Revenue in Q1 decreased by 19.9% y-o-y to $200.9 million; EBITDA declined by 53% y-o-y- to $40 million. Total Net Debt stood at $53 million with net leverage ratio (net debt to EBITDA) at 0.2x.
“In Q1, Interpipe continued operating in challenging market environment which impacted its financial performance. The total revenue dropped by 20%, primarily due to a contraction in railway product segment following the imposition of embargo on imports of Ukraine-made railway products by Russia. Revenue of the railway product segment plunged by 53%, with a fall in sales volumes of 32%,” reads the report.
At the same time, the Company ramped up its capital investment, having spent $17 million for maintenance and expansion projects.

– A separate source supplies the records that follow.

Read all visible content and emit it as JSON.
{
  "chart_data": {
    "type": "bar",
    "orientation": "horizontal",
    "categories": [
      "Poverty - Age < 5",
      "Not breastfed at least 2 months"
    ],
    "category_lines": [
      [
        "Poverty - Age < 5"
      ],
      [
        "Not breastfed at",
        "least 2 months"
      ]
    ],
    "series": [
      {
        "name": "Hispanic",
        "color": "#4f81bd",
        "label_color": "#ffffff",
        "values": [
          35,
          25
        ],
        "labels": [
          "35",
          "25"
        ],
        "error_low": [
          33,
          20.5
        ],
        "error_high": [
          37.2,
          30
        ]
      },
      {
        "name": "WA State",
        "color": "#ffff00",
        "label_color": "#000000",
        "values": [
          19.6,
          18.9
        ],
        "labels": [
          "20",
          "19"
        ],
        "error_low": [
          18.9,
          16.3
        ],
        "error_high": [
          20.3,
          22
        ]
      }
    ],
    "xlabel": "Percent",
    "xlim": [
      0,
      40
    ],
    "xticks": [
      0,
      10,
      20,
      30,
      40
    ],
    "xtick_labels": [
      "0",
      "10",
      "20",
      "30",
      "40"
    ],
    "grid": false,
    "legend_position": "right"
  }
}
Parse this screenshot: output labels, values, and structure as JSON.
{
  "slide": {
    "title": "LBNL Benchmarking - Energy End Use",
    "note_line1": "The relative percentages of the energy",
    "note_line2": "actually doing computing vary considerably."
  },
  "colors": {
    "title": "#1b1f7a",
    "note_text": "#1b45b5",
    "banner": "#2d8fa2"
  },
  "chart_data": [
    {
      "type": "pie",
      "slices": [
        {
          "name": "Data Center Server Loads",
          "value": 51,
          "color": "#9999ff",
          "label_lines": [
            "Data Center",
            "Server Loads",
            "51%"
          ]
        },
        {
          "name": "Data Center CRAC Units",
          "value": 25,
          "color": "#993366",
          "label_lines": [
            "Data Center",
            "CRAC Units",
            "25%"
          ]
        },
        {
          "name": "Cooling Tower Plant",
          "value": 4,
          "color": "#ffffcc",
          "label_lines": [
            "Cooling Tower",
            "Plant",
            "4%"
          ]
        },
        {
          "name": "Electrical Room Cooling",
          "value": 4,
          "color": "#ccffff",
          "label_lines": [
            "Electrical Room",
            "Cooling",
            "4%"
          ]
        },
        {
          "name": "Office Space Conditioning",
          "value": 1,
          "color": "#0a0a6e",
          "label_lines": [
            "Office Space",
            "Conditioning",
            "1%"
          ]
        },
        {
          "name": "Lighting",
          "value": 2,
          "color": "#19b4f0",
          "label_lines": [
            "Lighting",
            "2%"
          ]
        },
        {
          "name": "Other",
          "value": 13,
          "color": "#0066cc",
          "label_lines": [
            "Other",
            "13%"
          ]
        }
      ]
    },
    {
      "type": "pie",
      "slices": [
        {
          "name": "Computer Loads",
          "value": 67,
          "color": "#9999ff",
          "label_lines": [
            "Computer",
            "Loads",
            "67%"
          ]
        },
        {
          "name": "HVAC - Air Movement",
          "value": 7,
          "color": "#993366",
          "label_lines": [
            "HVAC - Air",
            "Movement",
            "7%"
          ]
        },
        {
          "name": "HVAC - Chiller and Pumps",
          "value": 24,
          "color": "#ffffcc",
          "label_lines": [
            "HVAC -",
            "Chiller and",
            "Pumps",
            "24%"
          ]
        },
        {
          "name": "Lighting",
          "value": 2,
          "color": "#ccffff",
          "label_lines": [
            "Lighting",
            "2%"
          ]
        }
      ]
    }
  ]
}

“Additional adverse effects are associated with ongoing global price rally on commodities and metal products. At the same time, sale prices for pipes and railway products were lagging the appreciation of production inputs,” Interpipe noted.
As of 31 March 2021, the Company’s total debt fell to $110 million, keeping the net leverage ratio (net debt to EBITDA) at the minor level of 0.2x.
“The strong price rally on raw materials and steel products in Q1 2021 caused a downward pressure on the Company’s production margins. Starting from 9 February 2021, Russia imposed an embargo on import of Ukrainian railway products, which resulted in much weaker performance. However, then in the first months of Q2 2021 Interpipe have been successful in redirecting sales volumes of wheels to other destinations, having almost reached the pre-embargo production levels,” Fadi Hraibi, Interpipe CEO, said in a commentary.
As GMK Center reported earlier, in 2020, Interpipe reduced its revenue by 23% y-o-y to $865 million. The Company’s EBITDA increased by 6% to $273 million, while its capital investment fell by 26% to $44 million and net debt to $12 million.
Interpipe is an international, vertically integrated pipe and wheel company, one of the top 10 global manufacturers of seamless pipes and one of the top 3 manufacturers of railway wheels.